As soon as the GFC is out of the estimation or ratings window of MRAR, Sharpe, etc., the ratings lever shifts to performance, and the funds with higher performance (many of which are, of course, high beta in a bull market) are pushed to the top.

A second way to look at this issue is illustrated in the two charts below. Again, we plot MRAR ratings over the same two 10-year periods vs. performance ranks in the same period. It is easy to see that while the GFC is “in the window” a lot of funds with lower performance (left edge of the charts) are rated highly from a risk-adjusted basis (top of the charts) because of the significant value given to their low risk.

Once the GFC is “out of the window,” as seen below, the relationship between 10-year MRAR ratings and total performance ratings is almost linear with very few exceptions (below the diagonal), and all top-10% ranked funds on a risk-adjusted basis are in the top-20% by performance. In other words, by many measures, right now, some of the riskiest funds are being rewarded without penalty in typical rating systems.

As stated at the start of this post, top-rated funds are outliers by definition. Some may very well be the outliers we’re all looking to identify. As we’ve just shown, however, some outliers are likely being rewarded or penalized simply for their nature as a more aggressive or conservative strategy. Others could be rewarded or penalized due to a simple misclassification. Consequently, there are good reasons to avoid a top-rated fund unless you know why it’s an outlier.

In our next post, we will delve into how to minimize the outlier effect highlighted above. To do this, we will apply our Common Style analytic, which assesses fund and portfolio similarities and differences to identify funds that could potentially be miscategorized.



  • 1DISCLAIMER: Markov Processes International, Inc., conducts performance-based analysis and, beyond any public information, does not claim to know or insinuate actual strategy, positions or holdings of funds, portfolios or organizations discussed herein, nor are we commenting on the quality or merits of the strategies. This analysis is purely returns-based and does not reflect insights into actual holdings. Deviations between our analysis and the actual holdings, performance and/or management decisions made by funds and/or organizations are expected and inherent in any quantitative analysis.

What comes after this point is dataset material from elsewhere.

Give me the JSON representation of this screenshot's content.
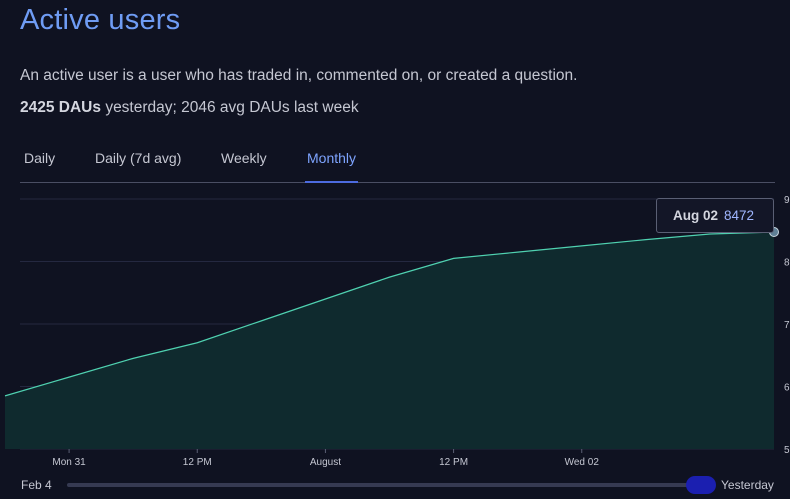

MPI and/or its affiliates, employees, third-party data providers and agents makes no warranties or guarantees as to the accuracy of the statistical analysis contained herein. This analysis should not be interpreted as legal, tax or investment advice nor does MPI take any responsibility for investment decisions made by any parties based on this analysis. The use of this document is entirely at your own risk. Under no circumstances will MPI and/or its affiliates, employees, third-party data providers and agents be liable for any losses, including but not limited to trading and investment losses, direct, indirect, incidental, consequential, special, exemplary, punitive, or any other monetary or other damages, fees, fines, penalties, or liabilities arising out of or relating in any way to this document, and/or content or information provided herein.
  • 2The funds selected are those in the Large Blend category as of February 2017 for both charts. Some funds will have been moved in or out of the category. There will be some discrepancies between those selected and the funds that were actually in the Large Blend category as of December 2017.
  • 3MPI uses the MRAR statistic upon which Morningstar ratings are based. We do not, however, make various other adjustments that Morningstar does. Estimated ranks will not match perfectly.